Une simple erreur de timing
De nombreux utilisateurs lient l’alerte de retrait à leur transaction de recharge (Flexy). C’est une fausse corrélation. La notification SMS induit les clients en erreur.
La confusion : Voir 10 DA disparaître juste après un achat crée un raccourci mental direct.
Le bouche-à-oreille : La rumeur s’est propagée sur les réseaux, dissuadant certains d’utiliser le paiement en ligne.
Le manque de clarté : Les relevés de compte manquent parfois de détails immédiats pour le grand public.
La réalité des frais
Le service est 100% gratuit. Algérie Poste applique une politique stricte concernant les transactions numériques. Les clients ne paient aucun centime supplémentaire pour le flux de crédit.
Zéro commission : Que vous passiez par l’application BaridiMob ou les sites des opérateurs (Djezzy, Ooredoo, Mobilis).
Prise en charge pro : Les frais de transaction sont entièrement supportés par le site marchand (Webmarchand).
Le contrat : C’est une obligation contractuelle liée aux accords signés avec Algérie Poste.
« Les services numériques visent à simplifier la vie du citoyen, pas à la taxer indirectement. »
La cause du prélèvement
Les SMS d’alerte sont payants. La somme de 10 DA correspond uniquement au service de notification par SMS de votre compte courant postal (#ECCP).

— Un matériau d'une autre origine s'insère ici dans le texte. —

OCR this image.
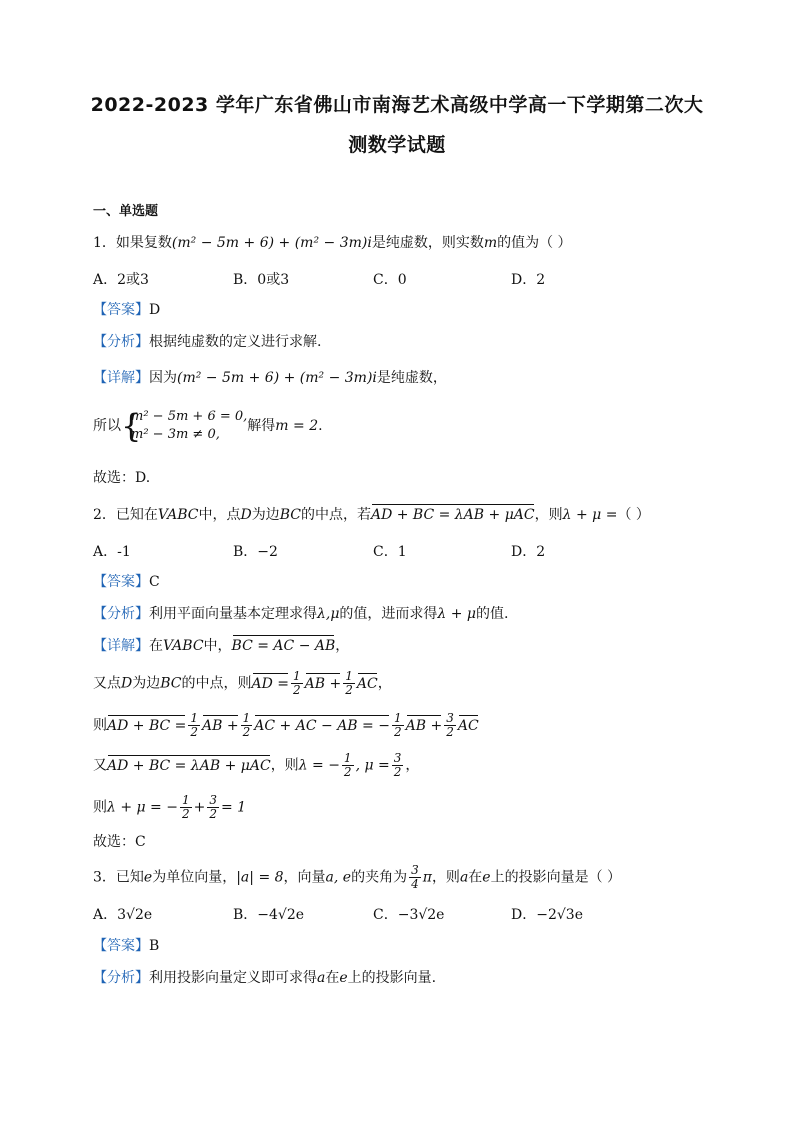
2022-2023 学年广东省佛山市南海艺术高级中学高一下学期第二次大
测数学试题
一、单选题
1．如果复数(m² − 5m + 6) + (m² − 3m)i是纯虚数，则实数m的值为（ ）
A．2或3	B．0或3	C．0	D．2
【答案】D
【分析】根据纯虚数的定义进行求解.
【详解】因为(m² − 5m + 6) + (m² − 3m)i是纯虚数，
所以 {
m² − 5m + 6 = 0,
m² − 3m ≠ 0,
解得m = 2.
故选：D.
2．已知在VABC中，点D为边BC的中点，若AD + BC = λAB + μAC，则λ + μ =（ ）
A．-1	B．−2	C．1	D．2
【答案】C
【分析】利用平面向量基本定理求得λ,μ的值，进而求得λ + μ的值.
【详解】在VABC中，BC = AC − AB，
又点D为边BC的中点，则AD = $\frac{1}{2}$ AB + $\frac{1}{2}$ AC，
则AD + BC = $\frac{1}{2}$ AB + $\frac{1}{2}$ AC + AC − AB = − $\frac{1}{2}$ AB + $\frac{3}{2}$ AC
又AD + BC = λAB + μAC，则λ = − $\frac{1}{2}$ , $\mu = \frac{3}{2}$ ，
则λ + μ = − $\frac{1}{2} + \frac{3}{2} = 1$
故选：C
3．已知e为单位向量，|a| = 8，向量a, e的夹角为 $\frac{3}{4}$ π，则a在e上的投影向量是（ ）
A．3√2e	B．−4√2e	C．−3√2e	D．−2√3e
【答案】B
【分析】利用投影向量定义即可求得a在e上的投影向量.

Frais uniques : Ce montant est prélevé une seule fois par journée comptable.
Cumul impossible : Si vous faites dix recharges le même jour, le prélèvement reste bloqué à 10 DA maximum.
Preuve par l’absurde : Si le Flexy était taxé, vous paieriez 10 DA à chaque opération successive. Ce n’est pas le cas.
L’enjeu de la confiance numérique
Cette rumeur persistante freine l’adoption du paiement électronique en Algérie, un axe pourtant stratégique pour la dématérialisation des services publics. Tant que les utilisateurs associeront la numérisation à des coûts cachés, le cash restera roi. Algérie Poste doit impérativement améliorer la transparence de ses libellés de prélèvement pour éteindre définitivement ce type de malentendu.